Am 17. Juni verfaßt ein Frankfurter Notar in Ulrichs Auftrag eine förmliche Appellationsschrift an das Reichskammergericht. Darin wird zunächst auf die vom Reichskammergericht noch nicht entschiedene Appellationsklage von Heinz Röders Witwe Elsa aus Enkheim gegen ein von dem Juden Israel zum Engel erwirktes Urteil des Frankfurter Stadtgerichts vom 21. März 1569 verwiesen. Trotz dieses noch schwebenden Verfahrens hat Israel in Frankfurt Klage gegen Ulrich erhoben, der, als Elsa sich zum zweiten Mal verheiratete, zusammen mit Dönges Röder die Vormundschaft für die Kinder erster Ehe übernommen hatte, von diesem Amt aber seit einem Dreivierteljahr entbunden ist, da die Kinder volljährig sind. Auch Röders Nachlaß, auf den Israels Forderungen zielen, ist wieder an die inzwischen zum zweiten Mal verwitwete Elsa gefallen. Dessen ungeachtet hat das Frankfurter Stadtgericht Ulrich, der mehrfach vorgeladen wurde, aber auf Israels Beteuerungen, daß sein Erscheinen unnötig sei, nicht erschienen ist, am 31. August 1571 zur Zahlung der von Israel eingeklagten Forderung von 184 fl. verurteilt, ihn davon aber erst am 9.Juni 1572, als er in Geschäften in Frankfurt war, in Kenntnis gesetzt. Als hanauischer Untertan, der der Frankfurter Gerichtshoheit nicht unterworfen ist, und unter Berufung auf Elsas noch schwebende Appellationsklage appelliert Ulrich seinerseits beim Reichskammergericht gegen das Urteil des Stadtgerichts und seine aufgrund desselben erfolgte Verhaftung.

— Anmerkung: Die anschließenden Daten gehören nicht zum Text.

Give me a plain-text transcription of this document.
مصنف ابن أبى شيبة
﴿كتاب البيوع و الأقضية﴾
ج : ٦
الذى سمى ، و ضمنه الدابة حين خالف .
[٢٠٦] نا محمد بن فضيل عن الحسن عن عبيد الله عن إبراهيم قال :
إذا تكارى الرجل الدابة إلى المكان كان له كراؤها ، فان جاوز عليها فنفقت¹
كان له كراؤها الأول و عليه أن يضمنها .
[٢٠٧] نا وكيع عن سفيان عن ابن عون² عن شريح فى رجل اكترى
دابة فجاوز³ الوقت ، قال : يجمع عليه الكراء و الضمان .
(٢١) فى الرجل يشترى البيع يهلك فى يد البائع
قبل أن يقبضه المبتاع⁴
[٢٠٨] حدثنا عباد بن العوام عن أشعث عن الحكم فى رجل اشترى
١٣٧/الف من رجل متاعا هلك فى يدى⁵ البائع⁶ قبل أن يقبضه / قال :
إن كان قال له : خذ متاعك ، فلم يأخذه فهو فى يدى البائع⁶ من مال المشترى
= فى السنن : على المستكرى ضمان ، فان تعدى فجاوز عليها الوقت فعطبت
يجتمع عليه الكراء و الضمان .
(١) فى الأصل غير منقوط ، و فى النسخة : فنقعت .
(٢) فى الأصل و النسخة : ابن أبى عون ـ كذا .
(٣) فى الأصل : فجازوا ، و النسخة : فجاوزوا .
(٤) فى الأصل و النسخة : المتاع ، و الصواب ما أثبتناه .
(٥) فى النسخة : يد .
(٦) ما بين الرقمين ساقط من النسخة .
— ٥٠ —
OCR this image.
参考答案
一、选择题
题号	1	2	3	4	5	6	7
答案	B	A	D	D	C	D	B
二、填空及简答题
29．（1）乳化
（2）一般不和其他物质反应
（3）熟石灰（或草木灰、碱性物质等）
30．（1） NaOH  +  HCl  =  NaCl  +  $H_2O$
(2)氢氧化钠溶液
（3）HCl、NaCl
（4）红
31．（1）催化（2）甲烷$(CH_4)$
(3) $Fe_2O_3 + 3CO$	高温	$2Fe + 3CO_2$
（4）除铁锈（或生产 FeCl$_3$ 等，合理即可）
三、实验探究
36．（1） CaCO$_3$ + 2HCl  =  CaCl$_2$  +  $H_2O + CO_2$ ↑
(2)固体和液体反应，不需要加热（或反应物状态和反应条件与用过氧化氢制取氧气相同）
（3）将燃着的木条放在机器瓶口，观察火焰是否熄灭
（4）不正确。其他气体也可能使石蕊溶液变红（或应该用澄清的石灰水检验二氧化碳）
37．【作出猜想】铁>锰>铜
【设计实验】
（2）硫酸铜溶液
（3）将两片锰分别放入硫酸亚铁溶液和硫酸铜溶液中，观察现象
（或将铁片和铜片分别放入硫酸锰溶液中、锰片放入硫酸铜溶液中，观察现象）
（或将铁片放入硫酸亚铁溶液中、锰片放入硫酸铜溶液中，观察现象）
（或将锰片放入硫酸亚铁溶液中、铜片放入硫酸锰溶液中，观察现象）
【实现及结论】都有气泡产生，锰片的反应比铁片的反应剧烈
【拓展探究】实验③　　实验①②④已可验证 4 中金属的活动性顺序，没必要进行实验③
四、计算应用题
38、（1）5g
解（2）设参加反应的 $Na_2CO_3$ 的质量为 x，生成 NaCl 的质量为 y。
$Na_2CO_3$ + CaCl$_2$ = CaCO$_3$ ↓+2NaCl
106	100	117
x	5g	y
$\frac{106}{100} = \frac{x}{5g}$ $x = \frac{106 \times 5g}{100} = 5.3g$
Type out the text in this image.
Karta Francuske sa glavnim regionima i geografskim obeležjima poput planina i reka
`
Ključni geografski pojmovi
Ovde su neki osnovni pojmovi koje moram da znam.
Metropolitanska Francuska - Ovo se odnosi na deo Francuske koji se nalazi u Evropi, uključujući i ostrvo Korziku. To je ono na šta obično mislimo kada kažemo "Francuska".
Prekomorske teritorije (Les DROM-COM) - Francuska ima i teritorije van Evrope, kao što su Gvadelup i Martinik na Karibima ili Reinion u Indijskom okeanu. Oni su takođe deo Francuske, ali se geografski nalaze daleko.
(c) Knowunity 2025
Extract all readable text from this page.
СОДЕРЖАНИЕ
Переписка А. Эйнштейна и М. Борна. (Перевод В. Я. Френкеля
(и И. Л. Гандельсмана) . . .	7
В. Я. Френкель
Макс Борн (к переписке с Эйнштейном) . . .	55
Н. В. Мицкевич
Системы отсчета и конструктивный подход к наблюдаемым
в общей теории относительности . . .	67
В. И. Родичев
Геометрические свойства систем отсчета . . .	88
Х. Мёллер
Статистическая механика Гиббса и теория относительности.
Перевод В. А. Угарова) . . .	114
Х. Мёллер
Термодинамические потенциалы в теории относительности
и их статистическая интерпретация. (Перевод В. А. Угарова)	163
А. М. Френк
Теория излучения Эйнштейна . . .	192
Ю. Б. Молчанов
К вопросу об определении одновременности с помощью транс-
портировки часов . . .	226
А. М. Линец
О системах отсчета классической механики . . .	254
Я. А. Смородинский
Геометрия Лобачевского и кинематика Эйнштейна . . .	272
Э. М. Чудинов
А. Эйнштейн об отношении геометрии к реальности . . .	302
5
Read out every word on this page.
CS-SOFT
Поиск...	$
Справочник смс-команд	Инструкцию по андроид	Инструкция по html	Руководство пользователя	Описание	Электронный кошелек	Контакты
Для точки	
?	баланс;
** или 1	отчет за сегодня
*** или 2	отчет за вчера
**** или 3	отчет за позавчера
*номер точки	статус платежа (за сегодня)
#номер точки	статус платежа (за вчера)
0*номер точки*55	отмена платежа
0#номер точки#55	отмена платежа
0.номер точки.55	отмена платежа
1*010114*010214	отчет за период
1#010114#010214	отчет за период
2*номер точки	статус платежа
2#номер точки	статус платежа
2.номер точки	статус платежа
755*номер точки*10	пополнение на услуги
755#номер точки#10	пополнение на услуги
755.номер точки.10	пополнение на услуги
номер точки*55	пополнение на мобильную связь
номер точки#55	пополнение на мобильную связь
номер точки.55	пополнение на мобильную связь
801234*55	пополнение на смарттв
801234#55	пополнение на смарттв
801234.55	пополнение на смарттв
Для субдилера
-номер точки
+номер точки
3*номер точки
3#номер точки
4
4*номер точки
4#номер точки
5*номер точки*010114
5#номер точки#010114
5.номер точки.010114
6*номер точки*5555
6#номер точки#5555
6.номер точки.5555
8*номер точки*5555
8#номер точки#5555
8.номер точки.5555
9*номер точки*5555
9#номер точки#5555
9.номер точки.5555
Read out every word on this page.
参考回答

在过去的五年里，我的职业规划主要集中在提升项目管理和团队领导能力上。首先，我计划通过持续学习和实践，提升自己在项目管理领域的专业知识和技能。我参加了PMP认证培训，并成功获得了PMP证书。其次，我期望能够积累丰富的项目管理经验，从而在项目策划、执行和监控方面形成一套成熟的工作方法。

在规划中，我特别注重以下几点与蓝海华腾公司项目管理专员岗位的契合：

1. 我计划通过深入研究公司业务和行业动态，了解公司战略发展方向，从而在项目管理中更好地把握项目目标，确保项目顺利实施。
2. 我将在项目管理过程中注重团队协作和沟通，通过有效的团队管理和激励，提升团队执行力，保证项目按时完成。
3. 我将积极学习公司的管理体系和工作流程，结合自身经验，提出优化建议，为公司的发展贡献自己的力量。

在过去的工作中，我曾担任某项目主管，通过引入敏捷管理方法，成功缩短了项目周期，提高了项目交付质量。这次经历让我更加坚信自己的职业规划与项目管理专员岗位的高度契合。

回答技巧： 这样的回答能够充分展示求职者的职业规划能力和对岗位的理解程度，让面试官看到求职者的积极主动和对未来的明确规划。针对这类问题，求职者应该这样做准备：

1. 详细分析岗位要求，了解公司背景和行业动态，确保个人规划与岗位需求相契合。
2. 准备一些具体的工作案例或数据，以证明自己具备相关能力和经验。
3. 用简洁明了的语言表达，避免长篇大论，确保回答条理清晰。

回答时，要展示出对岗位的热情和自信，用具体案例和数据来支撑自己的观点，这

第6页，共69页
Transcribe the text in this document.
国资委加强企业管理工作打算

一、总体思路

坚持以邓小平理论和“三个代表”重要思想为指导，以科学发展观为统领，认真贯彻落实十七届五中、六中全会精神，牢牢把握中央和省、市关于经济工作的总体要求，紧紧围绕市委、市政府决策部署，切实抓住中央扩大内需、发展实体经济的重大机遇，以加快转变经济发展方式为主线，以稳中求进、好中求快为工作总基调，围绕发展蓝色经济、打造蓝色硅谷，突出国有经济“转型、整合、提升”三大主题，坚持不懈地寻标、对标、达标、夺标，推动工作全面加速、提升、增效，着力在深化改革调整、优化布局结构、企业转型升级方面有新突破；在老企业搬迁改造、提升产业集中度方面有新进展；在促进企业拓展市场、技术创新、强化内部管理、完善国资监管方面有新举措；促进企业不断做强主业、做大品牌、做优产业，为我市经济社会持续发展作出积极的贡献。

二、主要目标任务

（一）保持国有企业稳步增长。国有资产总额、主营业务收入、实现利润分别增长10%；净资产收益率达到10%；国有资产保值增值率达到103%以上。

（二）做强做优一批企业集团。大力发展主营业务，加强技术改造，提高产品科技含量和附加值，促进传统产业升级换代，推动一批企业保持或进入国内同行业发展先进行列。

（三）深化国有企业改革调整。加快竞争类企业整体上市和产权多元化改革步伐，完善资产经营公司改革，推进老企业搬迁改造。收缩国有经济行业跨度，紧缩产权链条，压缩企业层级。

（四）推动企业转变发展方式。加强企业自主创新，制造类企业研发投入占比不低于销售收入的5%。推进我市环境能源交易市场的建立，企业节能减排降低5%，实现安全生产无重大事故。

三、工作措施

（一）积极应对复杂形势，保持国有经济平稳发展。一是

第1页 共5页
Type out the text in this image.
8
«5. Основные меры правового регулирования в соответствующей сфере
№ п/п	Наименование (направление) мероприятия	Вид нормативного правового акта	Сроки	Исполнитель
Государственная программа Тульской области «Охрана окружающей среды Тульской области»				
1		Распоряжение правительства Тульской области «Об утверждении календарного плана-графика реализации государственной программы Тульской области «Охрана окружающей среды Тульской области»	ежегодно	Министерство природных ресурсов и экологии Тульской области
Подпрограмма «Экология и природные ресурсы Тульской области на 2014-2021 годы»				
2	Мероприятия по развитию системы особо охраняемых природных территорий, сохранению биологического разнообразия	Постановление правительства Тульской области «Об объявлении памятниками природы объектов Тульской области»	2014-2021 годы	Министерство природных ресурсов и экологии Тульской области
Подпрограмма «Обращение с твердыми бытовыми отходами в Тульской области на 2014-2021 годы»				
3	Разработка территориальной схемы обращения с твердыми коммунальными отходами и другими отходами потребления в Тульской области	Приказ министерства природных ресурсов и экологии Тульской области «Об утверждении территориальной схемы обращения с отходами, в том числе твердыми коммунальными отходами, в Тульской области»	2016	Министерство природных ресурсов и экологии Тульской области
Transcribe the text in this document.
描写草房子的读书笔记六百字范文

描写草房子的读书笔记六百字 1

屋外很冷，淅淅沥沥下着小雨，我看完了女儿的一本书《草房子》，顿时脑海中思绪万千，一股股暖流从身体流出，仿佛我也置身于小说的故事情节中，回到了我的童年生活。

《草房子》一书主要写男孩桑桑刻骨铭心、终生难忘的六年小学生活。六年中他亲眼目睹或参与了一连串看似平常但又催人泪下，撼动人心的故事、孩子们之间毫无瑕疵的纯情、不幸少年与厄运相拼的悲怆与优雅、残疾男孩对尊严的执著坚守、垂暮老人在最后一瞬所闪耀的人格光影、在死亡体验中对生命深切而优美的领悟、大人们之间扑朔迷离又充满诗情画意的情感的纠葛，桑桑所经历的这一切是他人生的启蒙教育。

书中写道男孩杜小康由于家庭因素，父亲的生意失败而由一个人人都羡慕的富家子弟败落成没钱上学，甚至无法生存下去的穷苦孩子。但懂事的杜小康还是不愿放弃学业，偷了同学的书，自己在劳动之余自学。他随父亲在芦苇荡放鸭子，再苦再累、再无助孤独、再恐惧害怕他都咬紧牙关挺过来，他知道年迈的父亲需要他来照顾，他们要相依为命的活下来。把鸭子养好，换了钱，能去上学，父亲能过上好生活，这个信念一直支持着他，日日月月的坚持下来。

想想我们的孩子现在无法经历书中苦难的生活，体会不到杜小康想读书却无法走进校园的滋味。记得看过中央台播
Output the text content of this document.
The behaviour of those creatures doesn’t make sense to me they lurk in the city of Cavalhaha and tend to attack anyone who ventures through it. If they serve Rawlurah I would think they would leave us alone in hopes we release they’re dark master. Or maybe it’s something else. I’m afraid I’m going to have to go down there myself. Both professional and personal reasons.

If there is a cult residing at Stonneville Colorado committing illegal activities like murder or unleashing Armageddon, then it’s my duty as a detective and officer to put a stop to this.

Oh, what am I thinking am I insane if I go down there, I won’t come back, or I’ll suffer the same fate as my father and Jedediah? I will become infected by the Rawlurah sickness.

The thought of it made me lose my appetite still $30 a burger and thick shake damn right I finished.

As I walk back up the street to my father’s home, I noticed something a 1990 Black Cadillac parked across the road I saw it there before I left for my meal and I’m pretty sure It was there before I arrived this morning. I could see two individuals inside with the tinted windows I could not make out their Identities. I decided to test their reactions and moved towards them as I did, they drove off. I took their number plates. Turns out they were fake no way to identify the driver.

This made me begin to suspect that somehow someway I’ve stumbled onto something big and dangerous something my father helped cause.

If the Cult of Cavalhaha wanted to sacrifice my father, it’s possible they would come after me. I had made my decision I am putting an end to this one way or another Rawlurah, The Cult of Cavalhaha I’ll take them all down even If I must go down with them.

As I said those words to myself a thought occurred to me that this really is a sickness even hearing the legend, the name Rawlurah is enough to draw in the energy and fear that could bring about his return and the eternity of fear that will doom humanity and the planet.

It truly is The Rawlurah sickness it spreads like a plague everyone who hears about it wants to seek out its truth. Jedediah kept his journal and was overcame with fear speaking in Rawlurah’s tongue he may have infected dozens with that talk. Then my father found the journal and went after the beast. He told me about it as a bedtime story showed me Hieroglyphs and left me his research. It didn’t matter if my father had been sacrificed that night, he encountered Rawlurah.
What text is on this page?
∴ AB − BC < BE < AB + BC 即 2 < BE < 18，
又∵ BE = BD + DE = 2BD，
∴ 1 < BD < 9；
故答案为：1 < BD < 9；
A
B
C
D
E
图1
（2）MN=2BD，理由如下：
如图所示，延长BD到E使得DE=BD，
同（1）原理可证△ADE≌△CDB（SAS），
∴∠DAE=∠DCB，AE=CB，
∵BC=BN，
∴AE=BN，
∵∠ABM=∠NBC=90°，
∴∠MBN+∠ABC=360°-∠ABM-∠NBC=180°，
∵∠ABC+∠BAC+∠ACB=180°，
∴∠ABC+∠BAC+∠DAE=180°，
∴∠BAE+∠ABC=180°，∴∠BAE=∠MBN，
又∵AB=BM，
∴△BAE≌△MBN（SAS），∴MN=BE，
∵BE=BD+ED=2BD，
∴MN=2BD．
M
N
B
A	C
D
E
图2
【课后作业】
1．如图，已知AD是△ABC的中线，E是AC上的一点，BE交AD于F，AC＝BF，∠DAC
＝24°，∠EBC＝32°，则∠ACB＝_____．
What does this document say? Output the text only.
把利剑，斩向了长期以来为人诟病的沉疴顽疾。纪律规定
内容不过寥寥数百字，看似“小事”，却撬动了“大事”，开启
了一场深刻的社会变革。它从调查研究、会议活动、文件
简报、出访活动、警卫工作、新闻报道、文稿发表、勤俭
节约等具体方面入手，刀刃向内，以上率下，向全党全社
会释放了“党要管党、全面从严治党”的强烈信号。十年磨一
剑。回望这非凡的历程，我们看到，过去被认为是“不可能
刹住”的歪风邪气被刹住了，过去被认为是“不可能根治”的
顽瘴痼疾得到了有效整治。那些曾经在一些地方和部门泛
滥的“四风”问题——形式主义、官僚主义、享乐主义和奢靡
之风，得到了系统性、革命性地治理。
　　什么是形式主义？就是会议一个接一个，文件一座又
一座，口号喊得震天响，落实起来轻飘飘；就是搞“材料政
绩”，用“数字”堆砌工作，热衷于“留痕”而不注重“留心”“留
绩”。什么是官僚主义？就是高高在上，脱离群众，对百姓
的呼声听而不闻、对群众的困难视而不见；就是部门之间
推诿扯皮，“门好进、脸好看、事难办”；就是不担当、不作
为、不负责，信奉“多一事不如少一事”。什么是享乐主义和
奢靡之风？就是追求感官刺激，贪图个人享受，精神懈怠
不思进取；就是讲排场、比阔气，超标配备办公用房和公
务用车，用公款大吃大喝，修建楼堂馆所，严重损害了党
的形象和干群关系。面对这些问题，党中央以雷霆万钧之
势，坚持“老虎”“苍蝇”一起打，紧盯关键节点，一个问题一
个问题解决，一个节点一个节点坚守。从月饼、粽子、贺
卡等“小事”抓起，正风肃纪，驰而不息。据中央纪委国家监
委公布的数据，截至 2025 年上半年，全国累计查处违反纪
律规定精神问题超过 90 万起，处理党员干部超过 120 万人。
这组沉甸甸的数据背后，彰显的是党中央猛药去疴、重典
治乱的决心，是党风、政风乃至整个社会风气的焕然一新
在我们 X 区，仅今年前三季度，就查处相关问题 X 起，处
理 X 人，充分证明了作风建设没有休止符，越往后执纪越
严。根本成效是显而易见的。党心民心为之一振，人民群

Am 29. Juni verbürgt sich Peter Geyls Witwe Elisabeth zu Frankfurt vor dem Bürgermeister der Stadt für die Bezahlung der 184 fl. durch Ulrich.
Am 3. Juli beauftragen die hanauischen Räte ihren Prokurator in Speyer, sich mit dieser Angelegenheit näher zu befassen.
Am 5. August schlagen die hanauischen Vormünder, die einen durch den "landtbeschreidten betrüglichen juden" verursachten Reichskammergerichtsprozeß vermeiden wollen, der Stadt Frankfurt einen gütlichen Vergleich vor. Sie geben zu bedenken, daß Israels Forderung sehr zweifelhaft ist, da Heinz Röder zur Zeit des strittigen Schuldgeschäfts "blodes und böses gesichts halben" gar nicht in der Lage war, Geld zu zählen oder Münzen zu unterscheiden. Bei rechtzeitiger Kenntnis dieser Umstände wäre die Stadt sicher nicht bereit gewesen, Israel in dem, "was zu seiner gotlosen freud und quhelung des armen christenpluts dienth", zu unterstützen. Die hanauische Kanzlei ist allerdings bereit, Israels Ansprüche zu überprüfen, sobald er wie die anderen Frankfurter Juden auch seine rückständigen Abtrags- und Schatzungszahlungen leistet.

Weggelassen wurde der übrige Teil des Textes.